The relationship between alcohol use and pain is complex and our understanding of it is incomplete. In this study, researchers assessed the bi-directionality of effects (alcohol consumption to pain, and pain to consumption) over time, and the possible moderation by gender and alcohol use disorder (AUD) symptoms.* Using data from the 2001 and 2004 waves of the US National Epidemiological Survey on Alcohol and Related Conditions (NESARC), researchers found…
- In general, higher levels of baseline alcohol consumption were associated with lower levels of pain interference* at follow-up.
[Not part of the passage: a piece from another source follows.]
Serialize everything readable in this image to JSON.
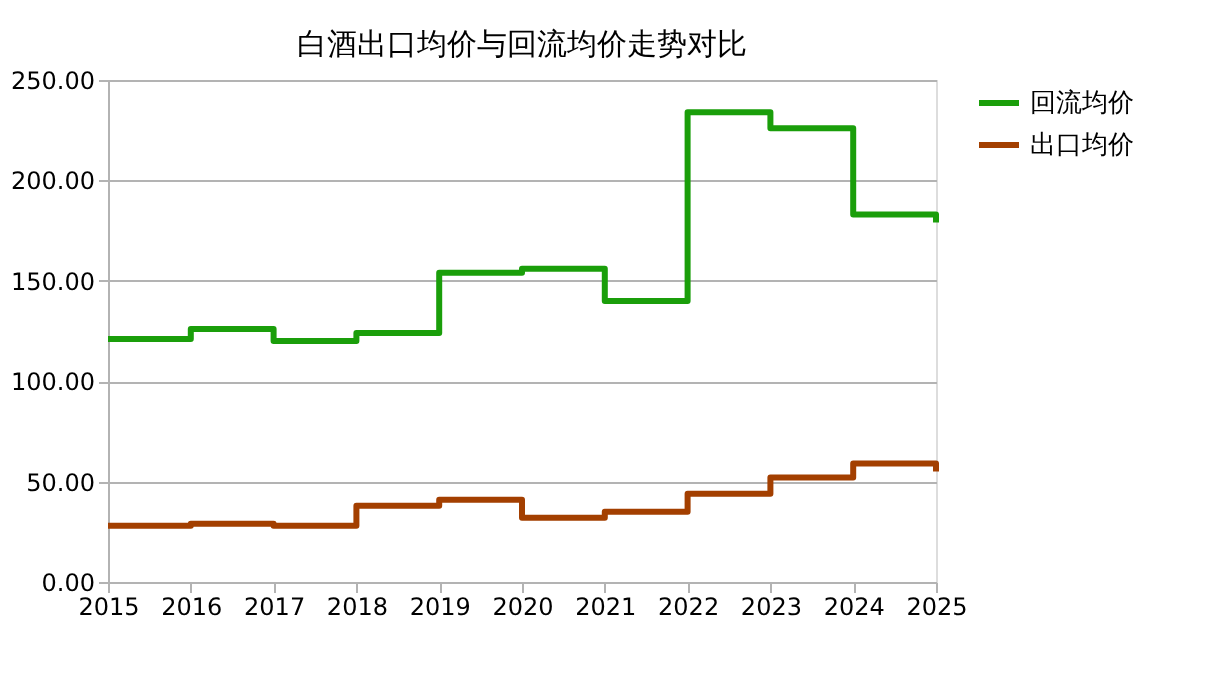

- However, among men with ≥2 AUD symptoms, higher levels of alcohol consumption were associated with higher levels of pain interference.
- Higher levels of baseline pain were associated with lower levels of alcohol consumption at follow-up. No moderating effects were found for this association.
* Measured via the DSM‐IV version of the Alcohol Use Disorder and Associated Disability Interview Schedule.
** Determined by 1 item from the Medical Outcomes Study 12‐item Short‐Form Health Survey, which asks participants the extent to which their engagement in daily activities was impacted by pain in the past 4 weeks, with response options ranging from (1) “not at all” to (5) “extremely.”
Comments: Various mechanisms are likely at play within the bi-directional relationship between pain and alcohol consumption. The association between increased symptoms of AUD and higher levels of pain interference in men comes as no surprise since AUD may cause neurological dysregulations and increased sensitivity of stress systems.
Nicolas Bertholet, MD, MSc
Reference: Yeung EW, Lee MR, McDowell Y, et al. The association between alcohol consumption and pain interference in a nationally representative sample: the moderating roles of gender and alcohol use disorder symptomatology. Alcohol Clin Exp Res. 2020;44(3):645–659.